The roofline model expresses achievable performance as the minimum of compute-bound and memory-bandwidth-bound ceilings, parameterized by arithmetic intensity. Hardware peaks are calibrated per accelerator; per-problem semantic FLOPs and bytes are derived from the reference implementation. The per-accelerator roofline time T_roofline is stored in roofline.json and serves as the denominator in the scoring formula.

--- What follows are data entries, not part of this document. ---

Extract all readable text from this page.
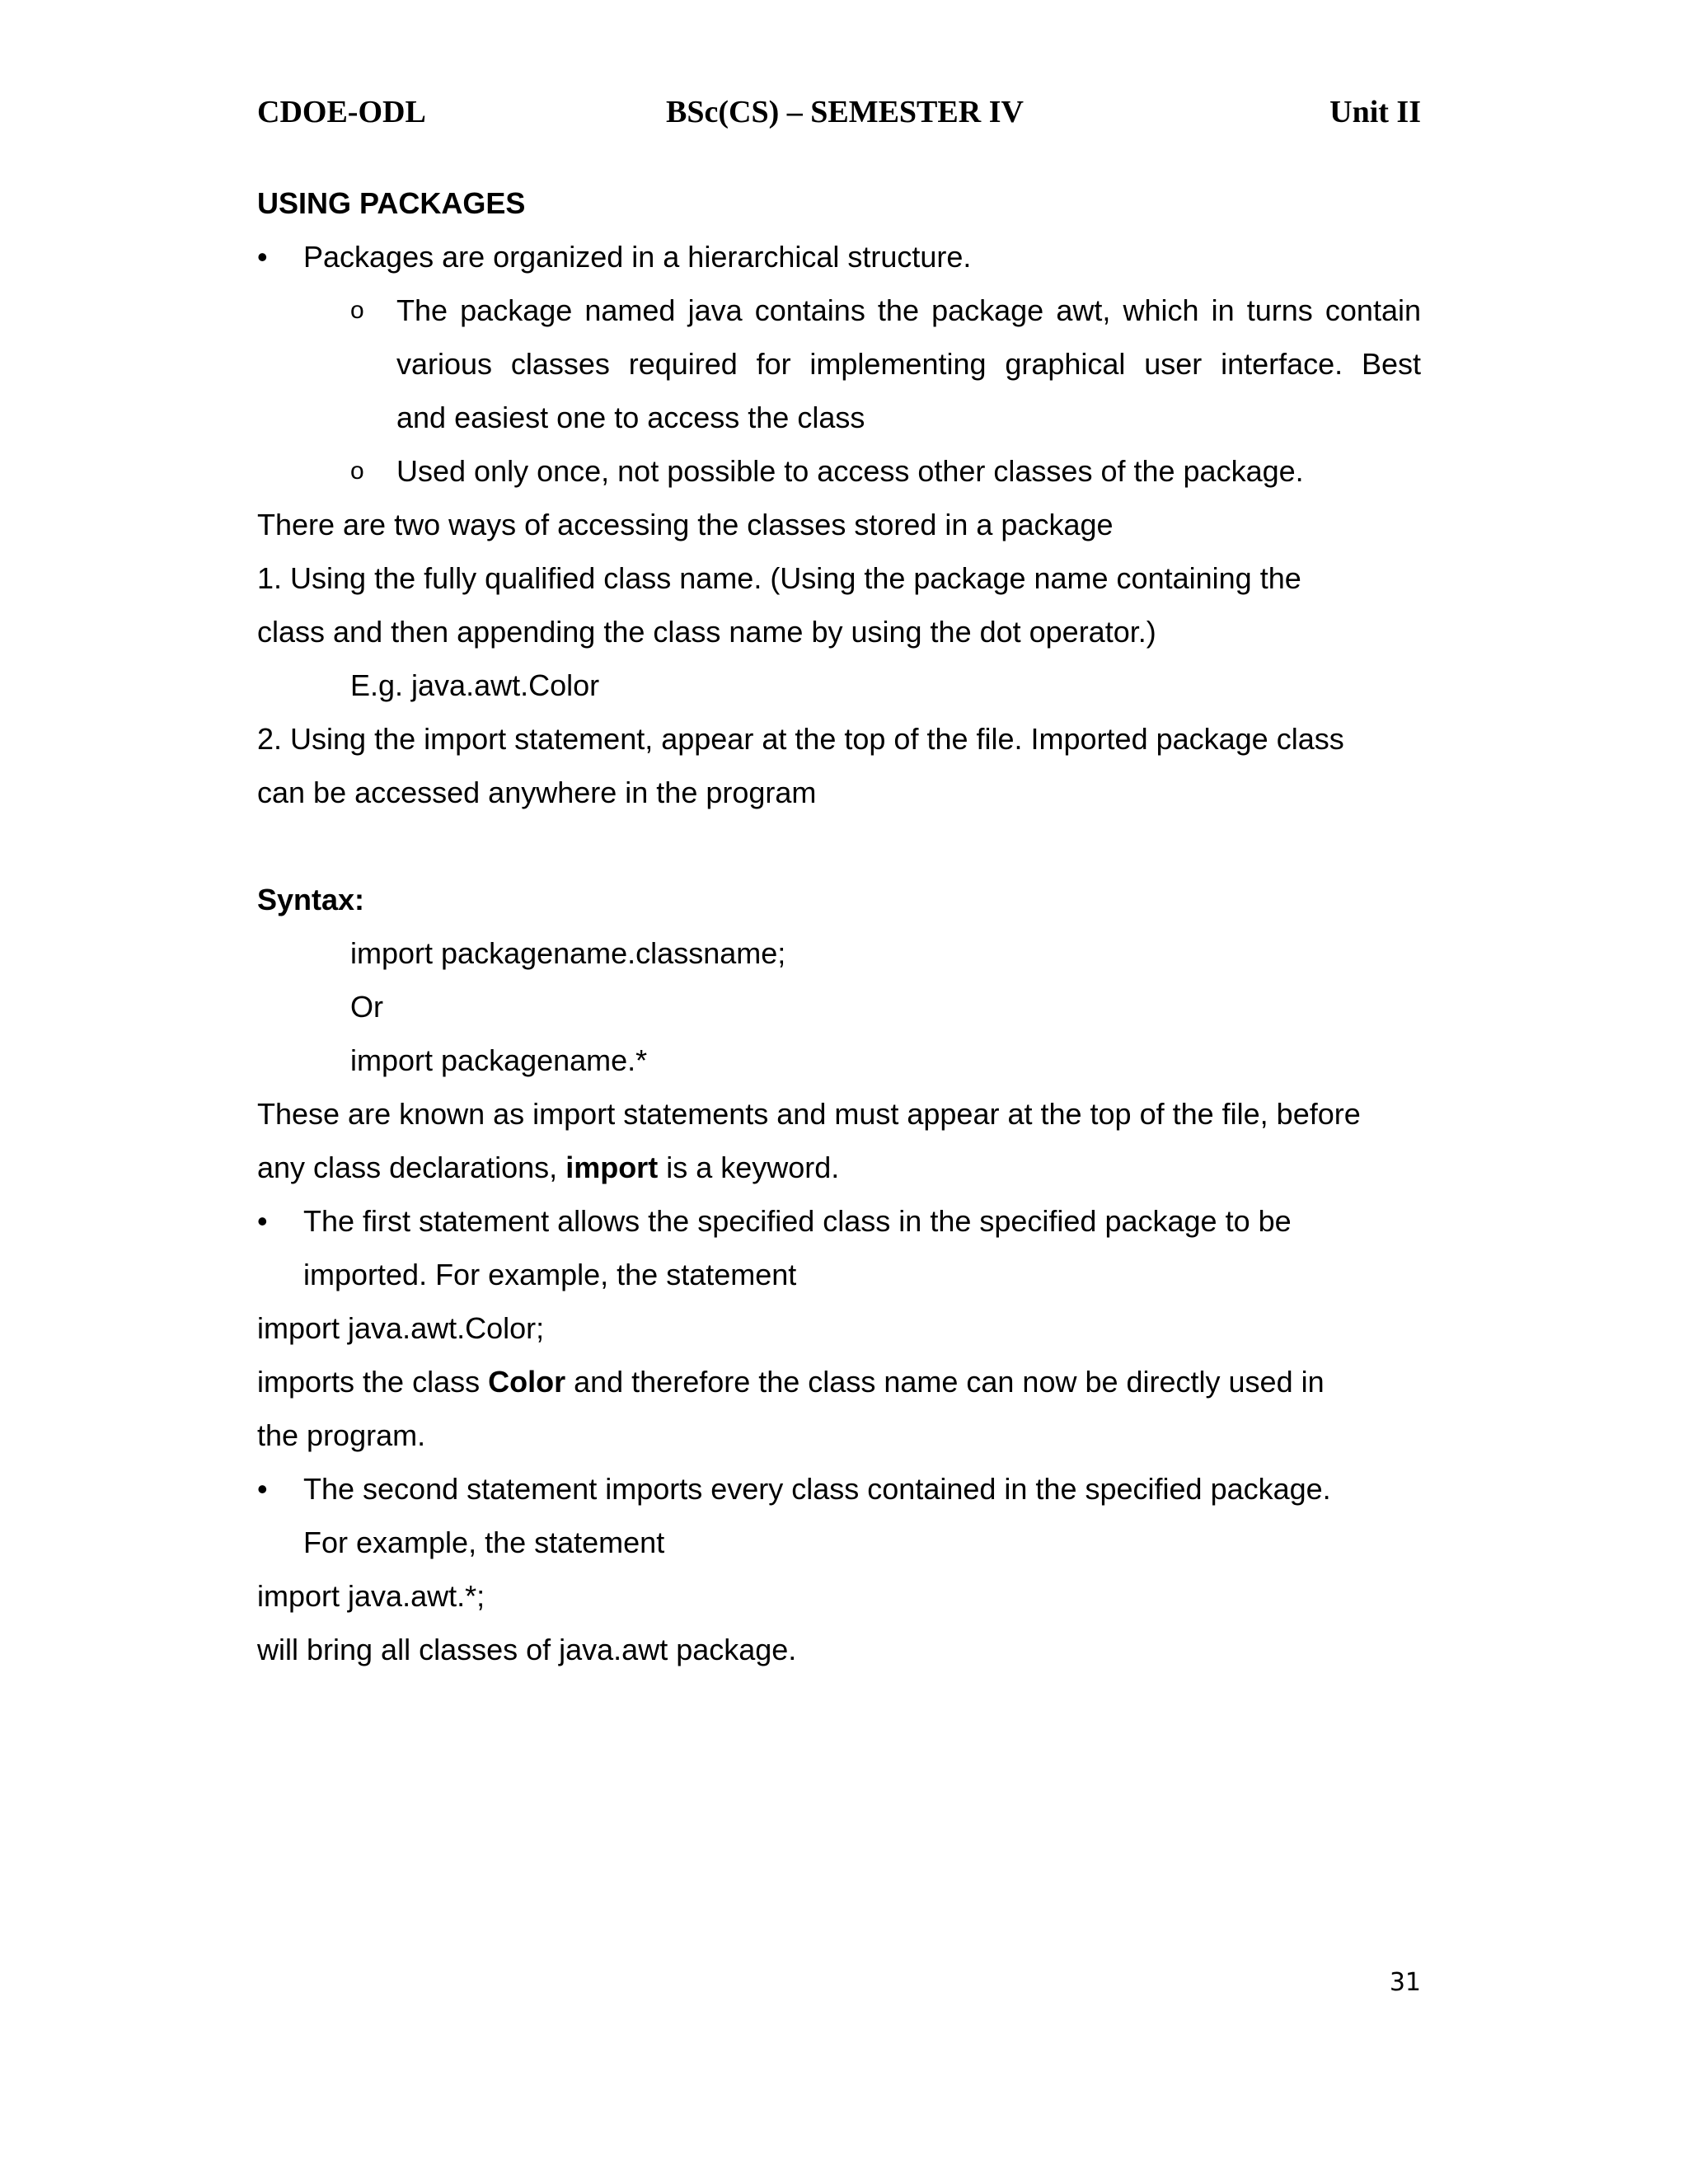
CDOE-ODL	BSc(CS) – SEMESTER IV	Unit II
USING PACKAGES
• Packages are organized in a hierarchical structure.
o The package named java contains the package awt, which in turns contain
various classes required for implementing graphical user interface. Best
and easiest one to access the class
o Used only once, not possible to access other classes of the package.
There are two ways of accessing the classes stored in a package
1. Using the fully qualified class name. (Using the package name containing the
class and then appending the class name by using the dot operator.)
E.g. java.awt.Color
2. Using the import statement, appear at the top of the file. Imported package class
can be accessed anywhere in the program
Syntax:
import packagename.classname;
Or
import packagename.*
These are known as import statements and must appear at the top of the file, before
any class declarations, import is a keyword.
• The first statement allows the specified class in the specified package to be
imported. For example, the statement
import java.awt.Color;
imports the class Color and therefore the class name can now be directly used in
the program.
• The second statement imports every class contained in the specified package.
For example, the statement
import java.awt.*;
will bring all classes of java.awt package.
31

Per-Kernel Score Single-Kernel Score

Roofline bound
T_roofline = max(W/P_peak, Q/B_peak)
Per-kernel achievement Per-kernel Achievement
S = T_roofline / T_candidate
Importance-weighted aggregate Importance-Weighted Aggregate
S_agg = Σ w_i · S_i

Core Metrics

compile_pass Per-shape artifact-based compilation check
correctness Multi-seed numerical correctness verification
S (roofline) T_roofline / T_candidate — how close to hardware ceiling
vs. production Candidate time vs deployed production kernel time

Anti-Hacking by Construction

The generation workspace never sees metadata.json (upstream symbol and provenance) or roofline.json (SOL bounds and W/Q values), so a model can neither retrieve the reference implementation by name nor fit its output to the scoring formula. What this isolation leaves available is specification shortcutting — satisfying the PyTorch reference with a non-DSL implementation — which the DSL-adoption metric makes visible rather than hiding.